From a personal point of view, this session provoked a desire to zoom home and set-up a local website and start photographing ‘potholes’.  However, one of the things Will and co. had learnt from their experiences is the need for this type of Website to be administered by groups as opposed to individuals, thus ensuring continuity of provision.

Kindle – Any use?

This session, led by Peter Lancaster (@peteweb), from Warwickshire CC explored how, due to financial constraints, his Council had begun to explore using WordPress to provide information in blog form on their website (go have a look –  The session then went on to discuss the possibilities afforded, by enabling the use of multiple media devices (through Apps, etc…) to access the information on their website, for example, mobile phones, e-readers and the eponimous Kindle.  Looking at the website design from a customer need, rather than from the ‘what looks pretty and what do WE want to tell people’ point of view, allowed development of short information rich pages that could be easily formatted to read well on mobile devices.

Peter’s offer of providing the knowledge of how to do all this is very enticing and I will be leaping on our Communications Team to consider the same factors in the continued development of our external interaction with the Community.  This session also drove me to make the leap and start using WordPress for my future blogs.

What Happens when You Yammer?

Ok, time for some bias, this was the session I was the most excited to see appear on the whiteboard.  We are in the infancy of using Yammer (ok, there’s me and two friends on it – and to be honest they haven’t looked at it yet – ho hum) and I really need to know about the experience of other Councils.  Helen Reynolds (@helreynolds), from MonmouthshireCC and Bill O sorry I mean Tom Phillips (@tomsprints), from KentCC led a session discussing their Council’s experiences of using Yammer.  The discussion took in the experience of everyone in the group, little (yep, that was me), positive and negative and how the development of specific discussion groups were benefiting certain areas of Local Government. The negative experience of one council, should serve as a prompt to future users to think before they post; people were using the Yammer groups to request jobs from individuals, a big no-no (we already have emails and phones for that purpose).  The main purpose for this facility should remain collaboration and information sharing and the recognition that subjects will be born and die (and hibernate – to be awakened at a later date).  The other important factors that sometimes gets overlooked, but has emerged through experience, is the fact that conversations may start on-line but will eventually go off-line, likewise they may start off-line and continue on-line and finally they may start off-line, come on-line and go off-line to continue.  As long as there is acceptance of these truisms, the use of a discussion forum like Yammer can be very, very useful.

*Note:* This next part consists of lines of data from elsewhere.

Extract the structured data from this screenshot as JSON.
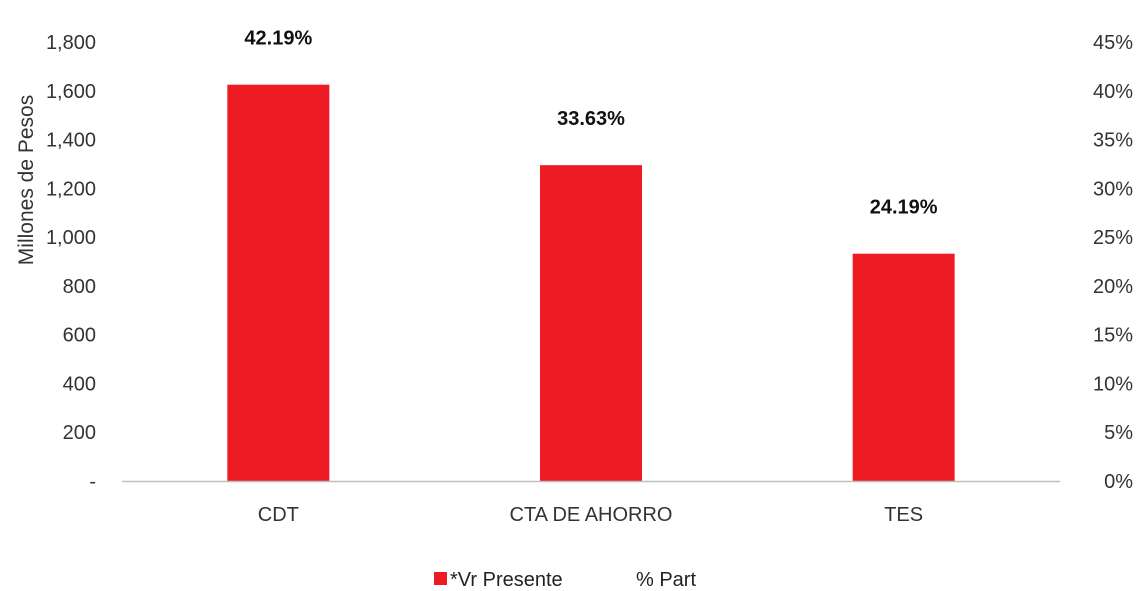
{
  "chart_data": {
    "type": "bar",
    "categories": [
      "CDT",
      "CTA DE AHORRO",
      "TES"
    ],
    "series": [
      {
        "name": "*Vr Presente",
        "axis": "left",
        "values": [
          1625,
          1295,
          932
        ]
      },
      {
        "name": "% Part",
        "axis": "right",
        "values": [
          42.19,
          33.63,
          24.19
        ],
        "shown_as": "data-labels"
      }
    ],
    "data_labels": [
      "42.19%",
      "33.63%",
      "24.19%"
    ],
    "ylabel": "Millones de Pesos",
    "ylim": [
      0,
      1800
    ],
    "y_ticks": [
      "-",
      "200",
      "400",
      "600",
      "800",
      "1,000",
      "1,200",
      "1,400",
      "1,600",
      "1,800"
    ],
    "y2lim": [
      0,
      45
    ],
    "y2_ticks": [
      "0%",
      "5%",
      "10%",
      "15%",
      "20%",
      "25%",
      "30%",
      "35%",
      "40%",
      "45%"
    ],
    "legend": [
      "*Vr Presente",
      "% Part"
    ],
    "legend_position": "bottom",
    "grid": false,
    "colors": {
      "bar": "#ED1C24",
      "axis": "#BFBFBF"
    }
  }
}
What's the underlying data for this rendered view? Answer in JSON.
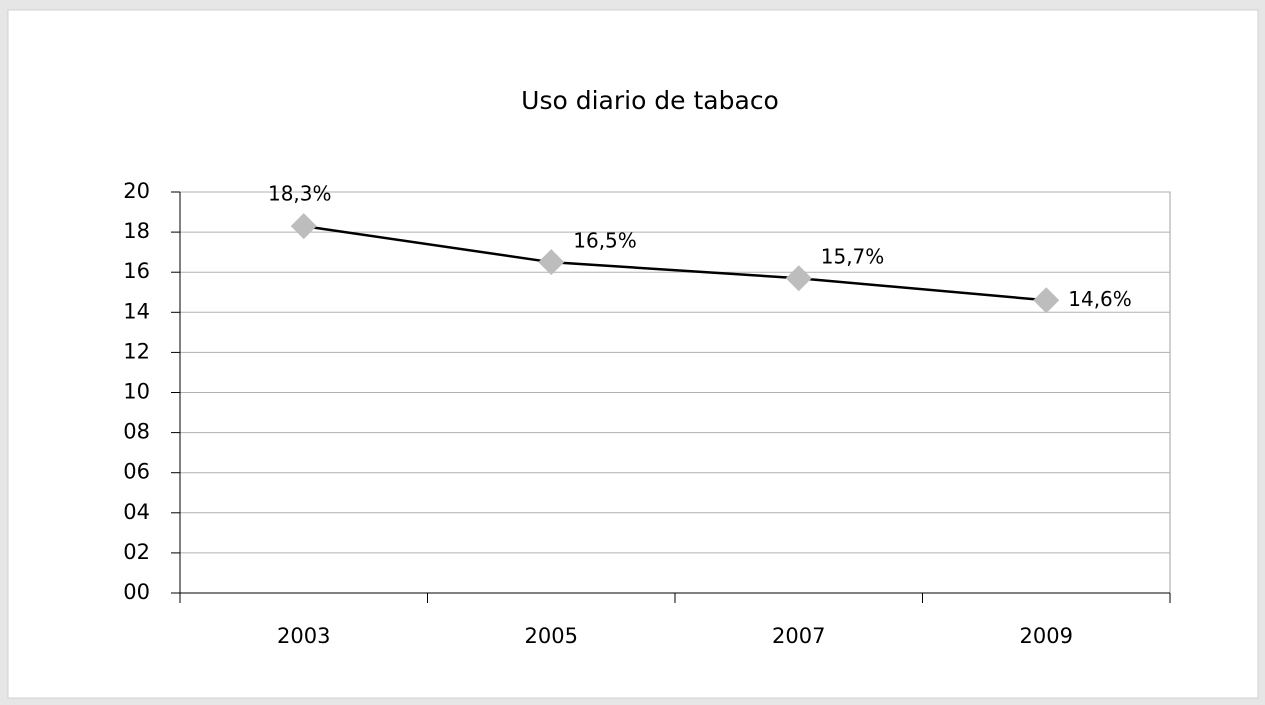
{
  "chart_data": {
    "type": "line",
    "title": "Uso diario de tabaco",
    "categories": [
      "2003",
      "2005",
      "2007",
      "2009"
    ],
    "series": [
      {
        "name": "Uso diario de tabaco",
        "color": "#000000",
        "marker_color": "#bdbdbd",
        "values": [
          18.3,
          16.5,
          15.7,
          14.6
        ],
        "value_labels": [
          "18,3%",
          "16,5%",
          "15,7%",
          "14,6%"
        ]
      }
    ],
    "ylim": [
      0,
      20
    ],
    "yticks": [
      {
        "value": 0,
        "label": "00"
      },
      {
        "value": 2,
        "label": "02"
      },
      {
        "value": 4,
        "label": "04"
      },
      {
        "value": 6,
        "label": "06"
      },
      {
        "value": 8,
        "label": "08"
      },
      10,
      12,
      14,
      16,
      18,
      20
    ],
    "grid": true
  }
}
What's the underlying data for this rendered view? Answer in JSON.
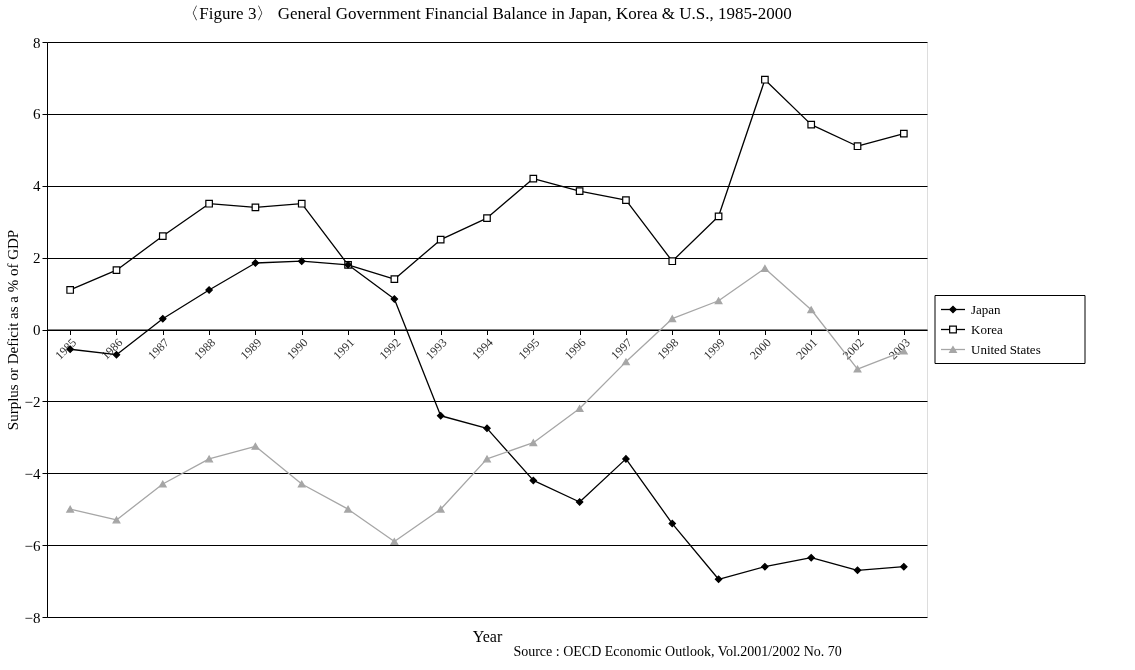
{
  "chart_data": {
    "type": "line",
    "title": "〈Figure 3〉 General Government Financial Balance in Japan, Korea & U.S., 1985-2000",
    "xlabel": "Year",
    "ylabel": "Surplus or Deficit as a % of GDP",
    "categories": [
      "1985",
      "1986",
      "1987",
      "1988",
      "1989",
      "1990",
      "1991",
      "1992",
      "1993",
      "1994",
      "1995",
      "1996",
      "1997",
      "1998",
      "1999",
      "2000",
      "2001",
      "2002",
      "2003"
    ],
    "series": [
      {
        "name": "Japan",
        "color": "#000000",
        "marker": "diamond",
        "values": [
          -0.55,
          -0.7,
          0.3,
          1.1,
          1.85,
          1.9,
          1.8,
          0.85,
          -2.4,
          -2.75,
          -4.2,
          -4.8,
          -3.6,
          -5.4,
          -6.95,
          -6.6,
          -6.35,
          -6.7,
          -6.6
        ]
      },
      {
        "name": "Korea",
        "color": "#000000",
        "marker": "square",
        "values": [
          1.1,
          1.65,
          2.6,
          3.5,
          3.4,
          3.5,
          1.8,
          1.4,
          2.5,
          3.1,
          4.2,
          3.85,
          3.6,
          1.9,
          3.15,
          6.95,
          5.7,
          5.1,
          5.45
        ]
      },
      {
        "name": "United States",
        "color": "#a6a6a6",
        "marker": "triangle",
        "values": [
          -5.0,
          -5.3,
          -4.3,
          -3.6,
          -3.25,
          -4.3,
          -5.0,
          -5.9,
          -5.0,
          -3.6,
          -3.15,
          -2.2,
          -0.9,
          0.3,
          0.8,
          1.7,
          0.55,
          -1.1,
          -0.6
        ]
      }
    ],
    "ylim": [
      -8,
      8
    ],
    "yticks": [
      -8,
      -6,
      -4,
      -2,
      0,
      2,
      4,
      6,
      8
    ],
    "grid": "y",
    "legend": "right",
    "annotations": [
      "Source : OECD Economic Outlook, Vol.2001/2002 No. 70"
    ]
  }
}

This session provided me with the impetus to continue with my plans for using our VLE based discussion forum and Yammer to increase/aide collaboration.

“If you were writing a report, what would your conclusion be?”

A very useful day, spent with great people, providing innovative and exciting ideas for the use of Social Technologies in the improvement of Community Engagement.  This type of event would benefit from being run over two days (obviously cost prohibitive) or at the very least becoming a bi-annual event.  The wealth of knowledge and skills, from Public Sector employees, in evidence at the sessions is, in some cases, underused by their employers.  More representatives from the Public Sector need to make use of this event and commit money/resources to integrating many of the findings.

This has been my twopenneth and may not reflect the opinions of any organisation I may be affiliated with.